Yvette Graham & Timothy Baldwin. "Testing for Significance of Increased Correlation 
with Human Judgment", EMNLP 2014.

Yvette Graham, Timothy Baldwin, Nitika Mathur. "Accurate Evaluation of
Segment-level Machine Translation Metrics", NAACL 2015.

Yvette Graham. "Improving Evaluation of Machine Translation Quality Estimation", ACL
2015.

Requirements:

  1. "R Statistical Software". To install R on the command line:

     > sudo apt-get install r-base
    
  2. R's "psych" package.
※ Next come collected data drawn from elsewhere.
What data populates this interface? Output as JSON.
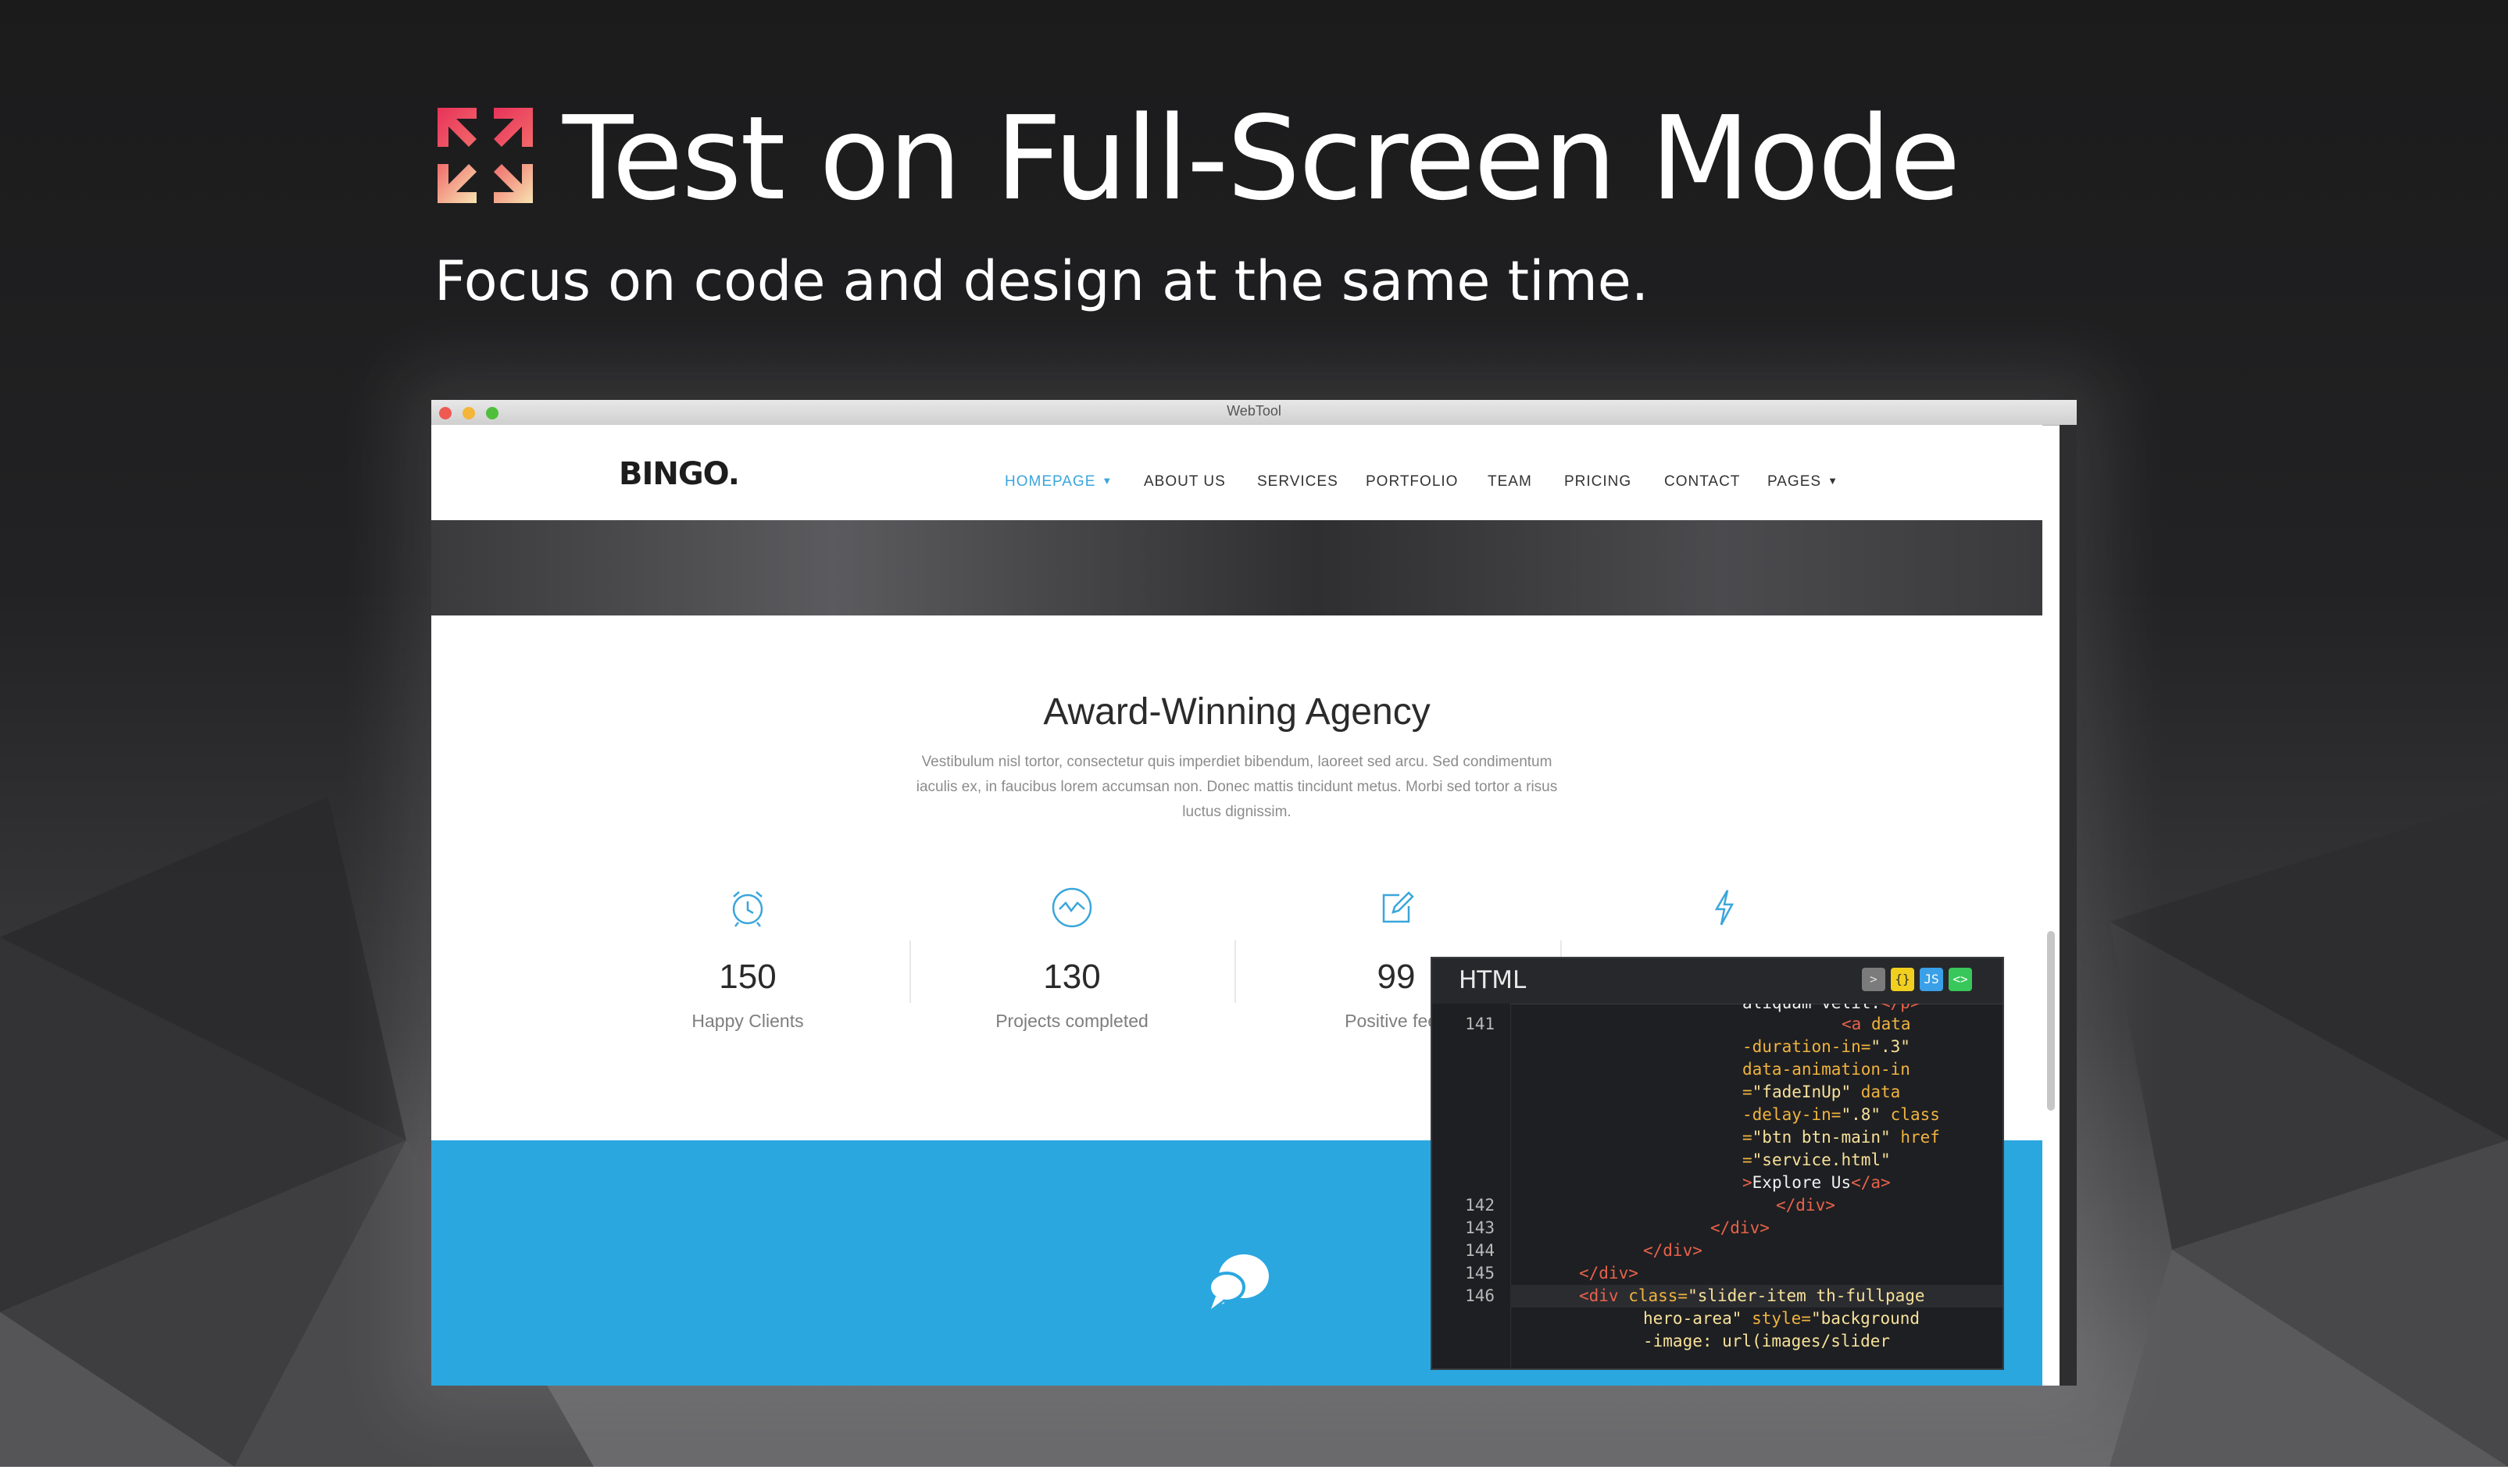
{
  "header": {
    "headline": "Test on Full-Screen Mode",
    "subheadline": "Focus on code and design at the same time."
  },
  "window": {
    "title": "WebTool"
  },
  "site": {
    "brand": "BINGO.",
    "nav": [
      {
        "label": "HOMEPAGE",
        "active": true,
        "dropdown": true
      },
      {
        "label": "ABOUT US"
      },
      {
        "label": "SERVICES"
      },
      {
        "label": "PORTFOLIO"
      },
      {
        "label": "TEAM"
      },
      {
        "label": "PRICING"
      },
      {
        "label": "CONTACT"
      },
      {
        "label": "PAGES",
        "dropdown": true
      }
    ],
    "section_title": "Award-Winning Agency",
    "section_text": "Vestibulum nisl tortor, consectetur quis imperdiet bibendum, laoreet sed arcu. Sed condimentum iaculis ex, in faucibus lorem accumsan non. Donec mattis tincidunt metus. Morbi sed tortor a risus luctus dignissim.",
    "stats": [
      {
        "icon": "alarm-clock-icon",
        "value": "150",
        "label": "Happy Clients"
      },
      {
        "icon": "activity-circle-icon",
        "value": "130",
        "label": "Projects completed"
      },
      {
        "icon": "edit-icon",
        "value": "99",
        "label": "Positive feed"
      },
      {
        "icon": "lightning-icon",
        "value": "",
        "label": ""
      }
    ],
    "accent_color": "#3aa6db",
    "band_color": "#2ba7e0"
  },
  "code_panel": {
    "title": "HTML",
    "controls": [
      {
        "name": "collapse-control-icon",
        "glyph": ">"
      },
      {
        "name": "css-control-icon",
        "glyph": "{}"
      },
      {
        "name": "js-control-icon",
        "glyph": "JS"
      },
      {
        "name": "html-control-icon",
        "glyph": "<>"
      }
    ],
    "line_numbers": [
      "141",
      "142",
      "143",
      "144",
      "145",
      "146"
    ]
  }
}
To install R's "psych" package, open your R console, by typing:

     > R
    

If your institution uses a proxy server, you need to tell R about it BEFORE (important) installing any package, here's what to do: Type the following commmand into R, remembering to provide your actual credentials and proxy server details:

    > Sys.setenv(http_proxy="http://myusername:mypasssord@myproxyserver.com:8080/")

Install the "psych" package

    > install.packages("psych")

You'll be given an option of a CRAN site, when you have one selected, you might need to answer "y" to some questions. When "psych" is finished installing, type the following to quit R:

    > quit("no")

How to run:

To run a one-sided application of Williams Test to test the significance of the increase in correlation between r12 and r13 below, with sample size n, where

  • r12: Pearson correlation between human scores and metric A,

  • r13: Pearson correlation between human scores and metric B,

  • r23: Pearson correlation between metric A and metric B.

      R --no-save --args \<r12\> \<r13\> \<r23\> \<n\> < williams.R
    

This returns the p-value for the test that r12 is greater than r13.

For example, Williams test with the following:

    R --no-save --args 0.65 0.55 0.3 50 < williams.R

Will produce the following output:

    Williams Test for Increase in Correlation 

    r12 correlation( human, metric_a ) :  0.65 
    r13 correlation( human, metric_b ) : 0.55 
    r23 correlation( metric_a, metric_b) : 0.3 
    Sample size: 50 

    P-value: 0.209243482964009 

Since p > 0.05, the increase in correlation is not significant.